Each of us has daily opportunities to respond Hineni to God and the individuals around us. We must commit to serving God and our community by being available and ready to listen and lead them toward God. Remember, each one of us has the opportunity to make a difference in someone's life every day. So, let us be the hands and feet of Jesus to those in need. Let us love and serve others just as Christ has loved and served us.
 
I know the call is not easy. It is hard work but fulfilling.
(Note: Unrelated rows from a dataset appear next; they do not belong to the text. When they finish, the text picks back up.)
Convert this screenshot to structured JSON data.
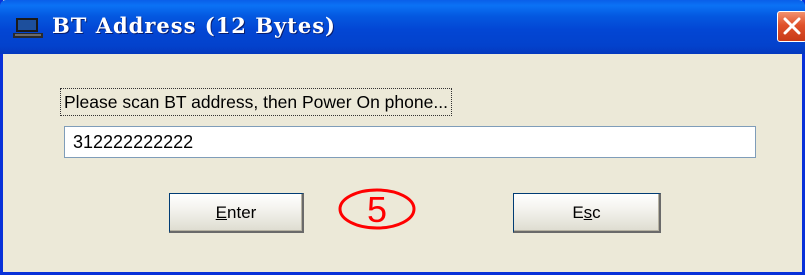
{
  "window": {
    "title": "BT Address (12 Bytes)",
    "close_label": "X"
  },
  "dialog": {
    "prompt": "Please scan BT address, then Power On phone...",
    "address_value": "312222222222",
    "enter_prefix": "",
    "enter_mnemonic": "E",
    "enter_rest": "nter",
    "esc_prefix": "E",
    "esc_mnemonic": "s",
    "esc_rest": "c"
  },
  "annotation": {
    "step_label": "5",
    "color": "#ff0000"
  },
  "colors": {
    "titlebar": "#0458e0",
    "dialog_bg": "#ece9d8",
    "close_button": "#e0512b"
  }
}
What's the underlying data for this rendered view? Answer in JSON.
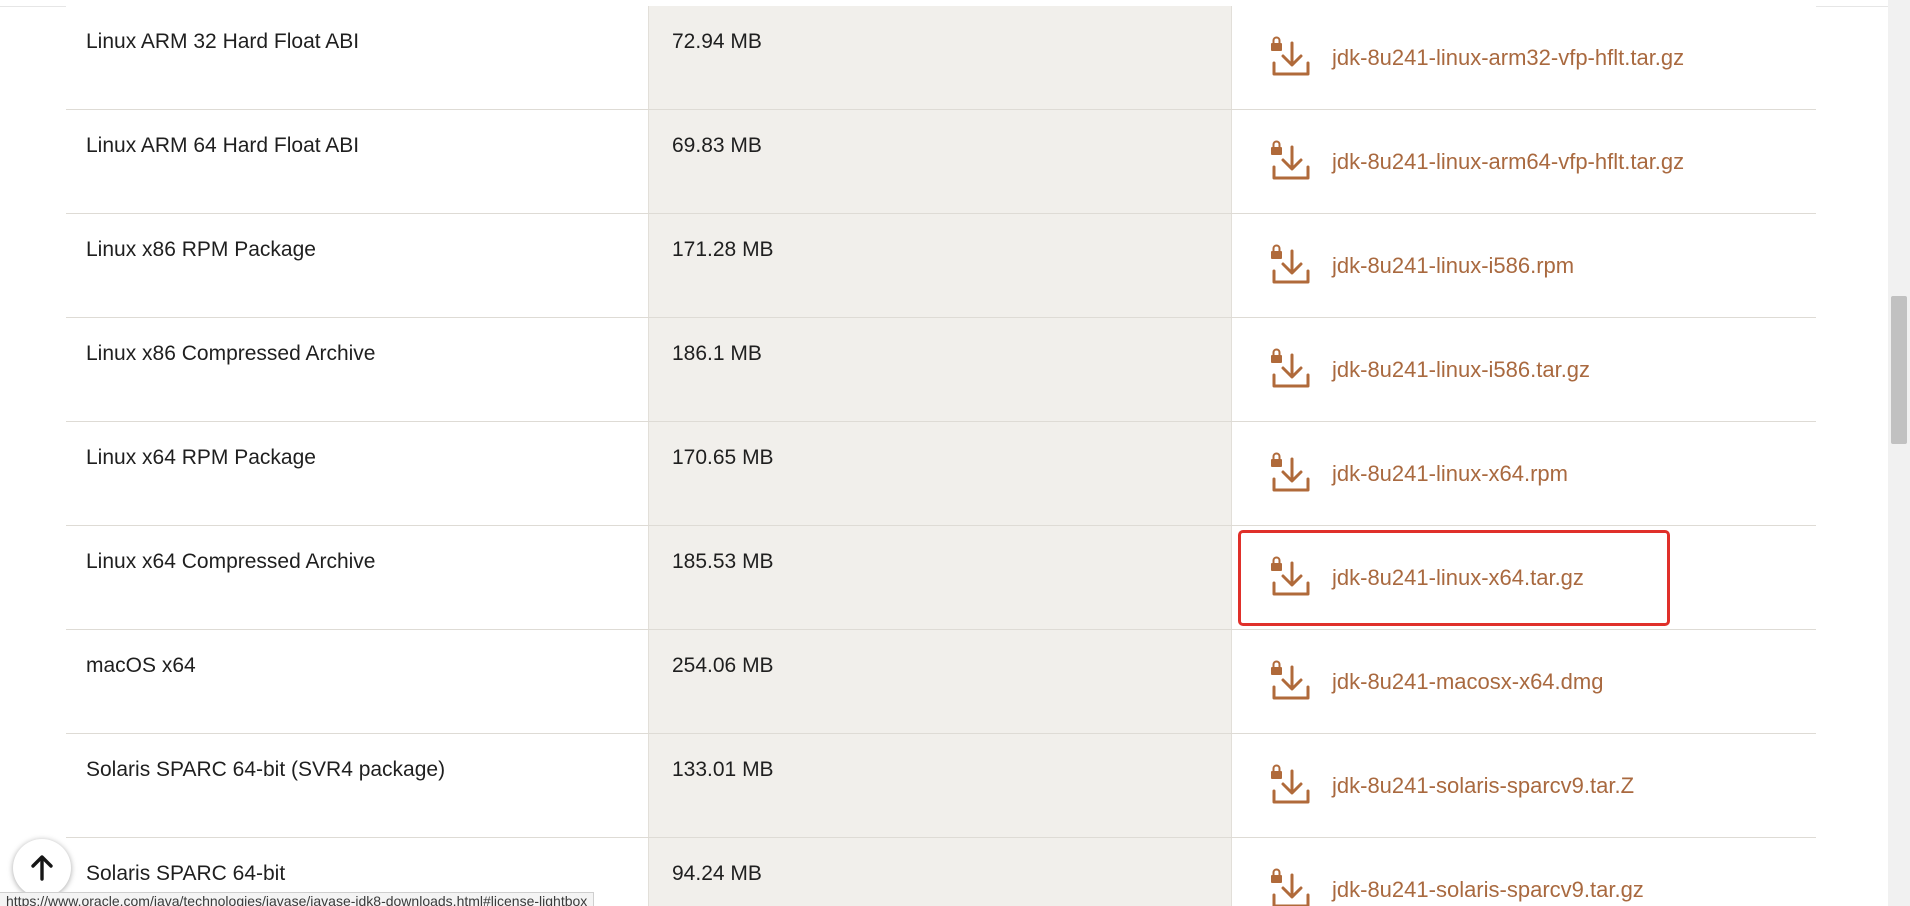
{
  "table": {
    "rows": [
      {
        "product": "Linux ARM 32 Hard Float ABI",
        "size": "72.94 MB",
        "file": "jdk-8u241-linux-arm32-vfp-hflt.tar.gz"
      },
      {
        "product": "Linux ARM 64 Hard Float ABI",
        "size": "69.83 MB",
        "file": "jdk-8u241-linux-arm64-vfp-hflt.tar.gz"
      },
      {
        "product": "Linux x86 RPM Package",
        "size": "171.28 MB",
        "file": "jdk-8u241-linux-i586.rpm"
      },
      {
        "product": "Linux x86 Compressed Archive",
        "size": "186.1 MB",
        "file": "jdk-8u241-linux-i586.tar.gz"
      },
      {
        "product": "Linux x64 RPM Package",
        "size": "170.65 MB",
        "file": "jdk-8u241-linux-x64.rpm"
      },
      {
        "product": "Linux x64 Compressed Archive",
        "size": "185.53 MB",
        "file": "jdk-8u241-linux-x64.tar.gz"
      },
      {
        "product": "macOS x64",
        "size": "254.06 MB",
        "file": "jdk-8u241-macosx-x64.dmg"
      },
      {
        "product": "Solaris SPARC 64-bit (SVR4 package)",
        "size": "133.01 MB",
        "file": "jdk-8u241-solaris-sparcv9.tar.Z"
      },
      {
        "product": "Solaris SPARC 64-bit",
        "size": "94.24 MB",
        "file": "jdk-8u241-solaris-sparcv9.tar.gz"
      }
    ],
    "highlighted_file": "jdk-8u241-linux-x64.tar.gz"
  },
  "status_bar": {
    "url": "https://www.oracle.com/java/technologies/javase/javase-jdk8-downloads.html#license-lightbox"
  },
  "icons": {
    "download": "download-locked-icon",
    "back_to_top": "arrow-up-icon"
  },
  "colors": {
    "link": "#a9693f",
    "size_column_bg": "#f1efeb",
    "highlight": "#e0302a"
  }
}
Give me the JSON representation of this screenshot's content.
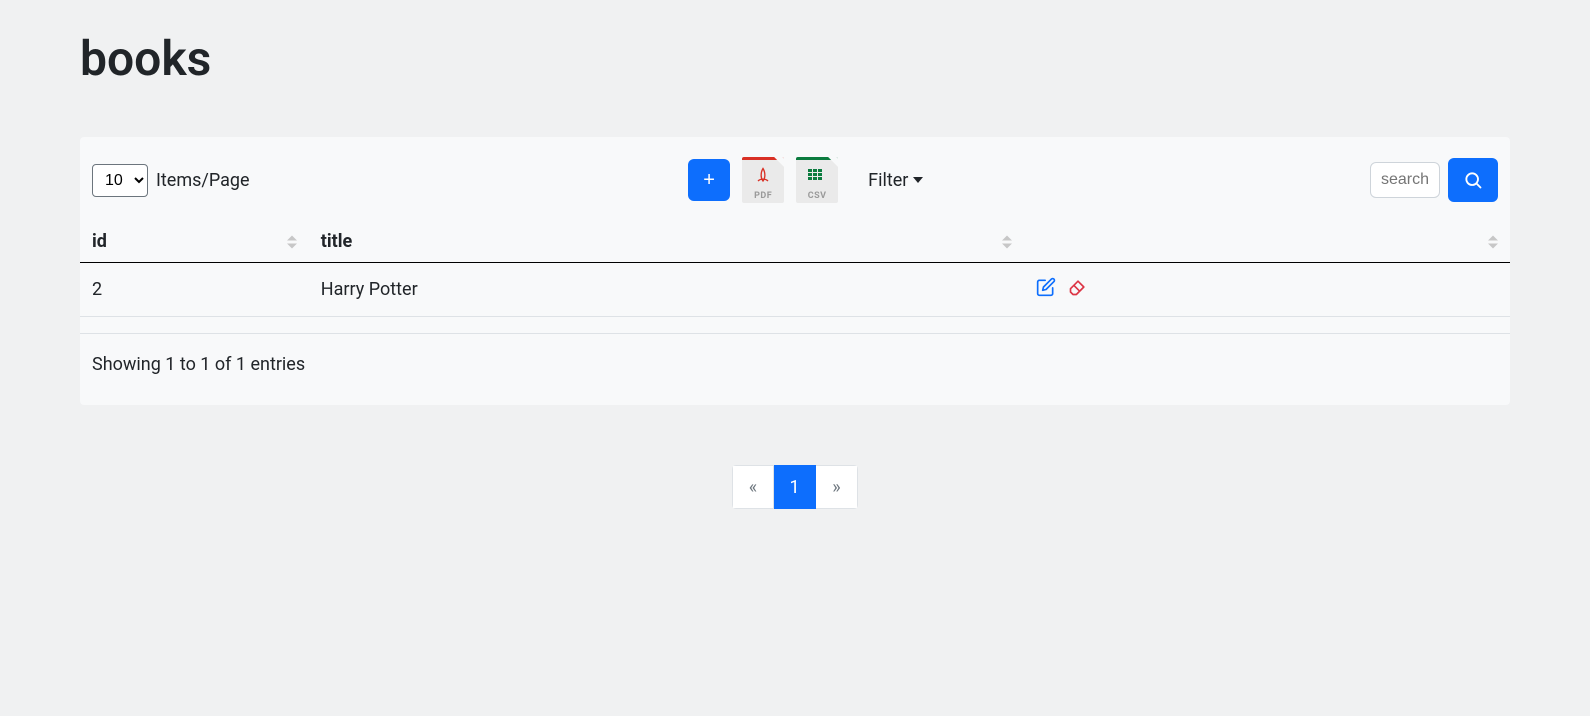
{
  "page": {
    "title": "books"
  },
  "toolbar": {
    "items_per_page_value": "10",
    "items_per_page_label": "Items/Page",
    "add_label": "+",
    "pdf_label": "PDF",
    "csv_label": "CSV",
    "filter_label": "Filter",
    "search_placeholder": "search"
  },
  "table": {
    "columns": {
      "id": "id",
      "title": "title"
    },
    "rows": [
      {
        "id": "2",
        "title": "Harry Potter"
      }
    ]
  },
  "info": {
    "text": "Showing 1 to 1 of 1 entries"
  },
  "pagination": {
    "prev": "«",
    "next": "»",
    "current": "1"
  }
}
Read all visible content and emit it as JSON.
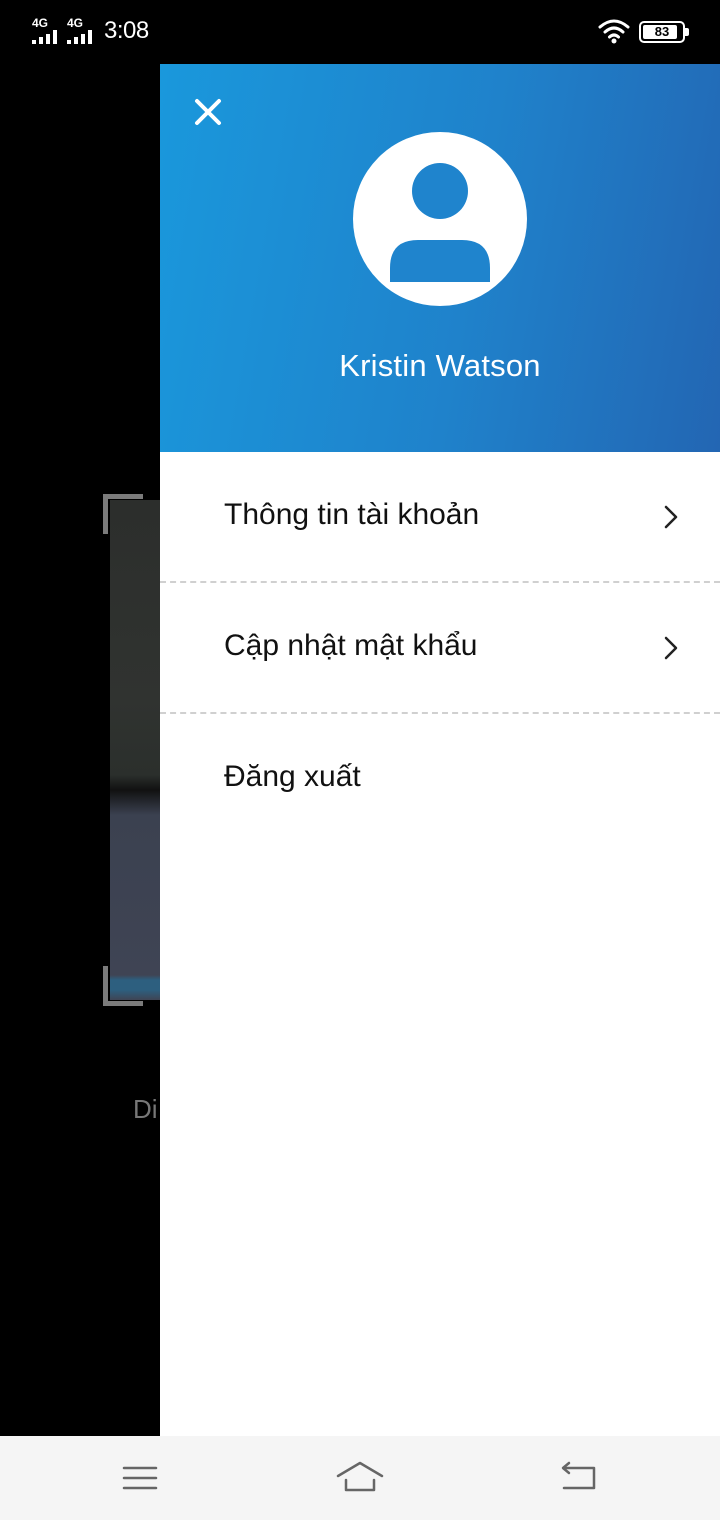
{
  "status_bar": {
    "network_1": "4G",
    "network_2": "4G",
    "time": "3:08",
    "battery_level": "83",
    "icons": [
      "signal-icon",
      "wifi-icon",
      "battery-icon"
    ]
  },
  "background": {
    "caption_fragment": "Di"
  },
  "drawer": {
    "header_color_start": "#1a98dc",
    "header_color_end": "#2366b3",
    "user_name": "Kristin Watson",
    "icons": [
      "close-icon",
      "user-avatar-icon"
    ],
    "menu": [
      {
        "label": "Thông tin tài khoản",
        "icon": "chevron-right-icon"
      },
      {
        "label": "Cập nhật mật khẩu",
        "icon": "chevron-right-icon"
      },
      {
        "label": "Đăng xuất"
      }
    ]
  },
  "nav_bar": {
    "icons": [
      "menu-icon",
      "home-icon",
      "back-icon"
    ]
  }
}
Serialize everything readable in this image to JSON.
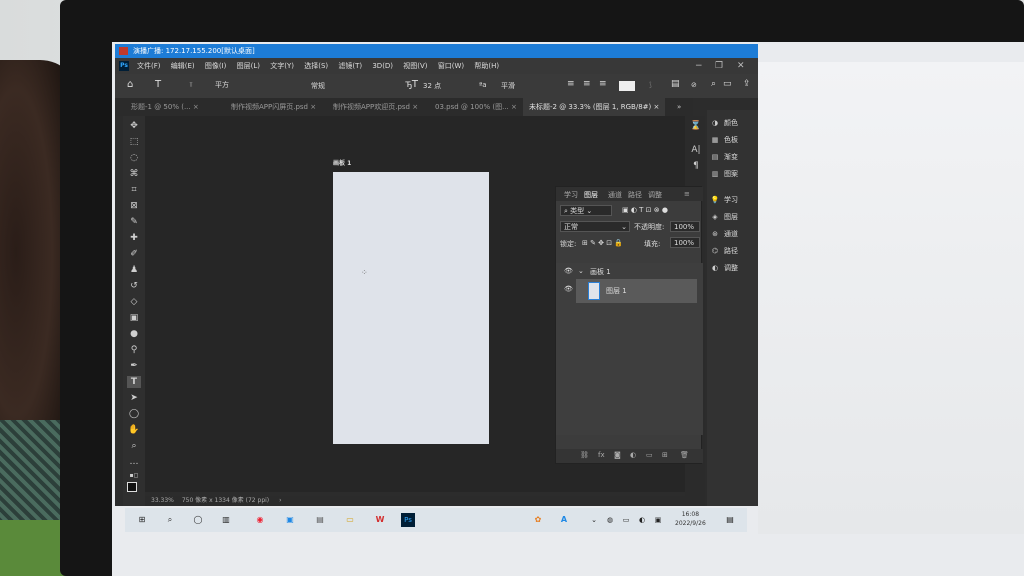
{
  "window": {
    "title": "演播广播: 172.17.155.200[默认桌面]"
  },
  "app_logo": "Ps",
  "menu": [
    "文件(F)",
    "编辑(E)",
    "图像(I)",
    "图层(L)",
    "文字(Y)",
    "选择(S)",
    "滤镜(T)",
    "3D(D)",
    "视图(V)",
    "窗口(W)",
    "帮助(H)"
  ],
  "options": {
    "font_family": "平方",
    "font_style": "常规",
    "font_size": "32 点",
    "aa_mode": "平滑",
    "aa_icon": "ªa"
  },
  "tabs": [
    "形题-1 @ 50% (...",
    "制作视频APP闪屏页.psd",
    "制作视频APP欢迎页.psd",
    "03.psd @ 100% (图...",
    "未标题-2 @ 33.3% (图层 1, RGB/8#)"
  ],
  "tab_overflow": "»",
  "artboard_label": "画板 1",
  "status": {
    "zoom": "33.33%",
    "doc_size": "750 像素 x 1334 像素 (72 ppi)"
  },
  "right_panels": [
    "颜色",
    "色板",
    "渐变",
    "图案",
    "学习",
    "图层",
    "通道",
    "路径",
    "调整"
  ],
  "layers_panel": {
    "tabs": [
      "学习",
      "图层",
      "通道",
      "路径",
      "调整"
    ],
    "filter_kind": "类型",
    "blend_mode": "正常",
    "opacity_label": "不透明度:",
    "opacity_value": "100%",
    "lock_label": "锁定:",
    "fill_label": "填充:",
    "fill_value": "100%",
    "group_name": "画板 1",
    "layer_name": "图层 1",
    "footer_fx": "fx"
  },
  "taskbar": {
    "time": "16:08",
    "date": "2022/9/26"
  },
  "colors": {
    "titlebar": "#1d7cd6",
    "accent": "#2a7fd6",
    "ps_dark": "#2c2c2c"
  }
}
It is the work of calming, quieting down, noticing, and acting in a manner that says Hineni, I am here and ready to bring God's presence into every relationship and encounter—the work of pursuing dignity and justice for every human being. God continuously calls us to change, imagine, and think of ways to fulfill that call in our lives.
 
In our response to God and to the call to serve, it is important to remember that God is always there for us, and we can always turn to God for help. God promises to be with us, and we should not be afraid. God promises never to leave us or abandon us. God has already demonstrated God's faithfulness and willingness to walk with us and help us, as seen through God's son's sacrifice on the cross. God is always listening to and waiting for us, but are we ready to respond to God's call and follow God's directions for us?
 
Pray with me:
Hineni – I am here. Today, I will hear the call that brings me into the present moment with myself.
Hineni – I am here. Today, I will focus more of my attention, love, and care towards those people I know need that from me.  
Hineni – I am here. May today be the day I dedicate myself anew to the rebuilding and repair of the world. Here I am, Lord! Hinenni! Send me!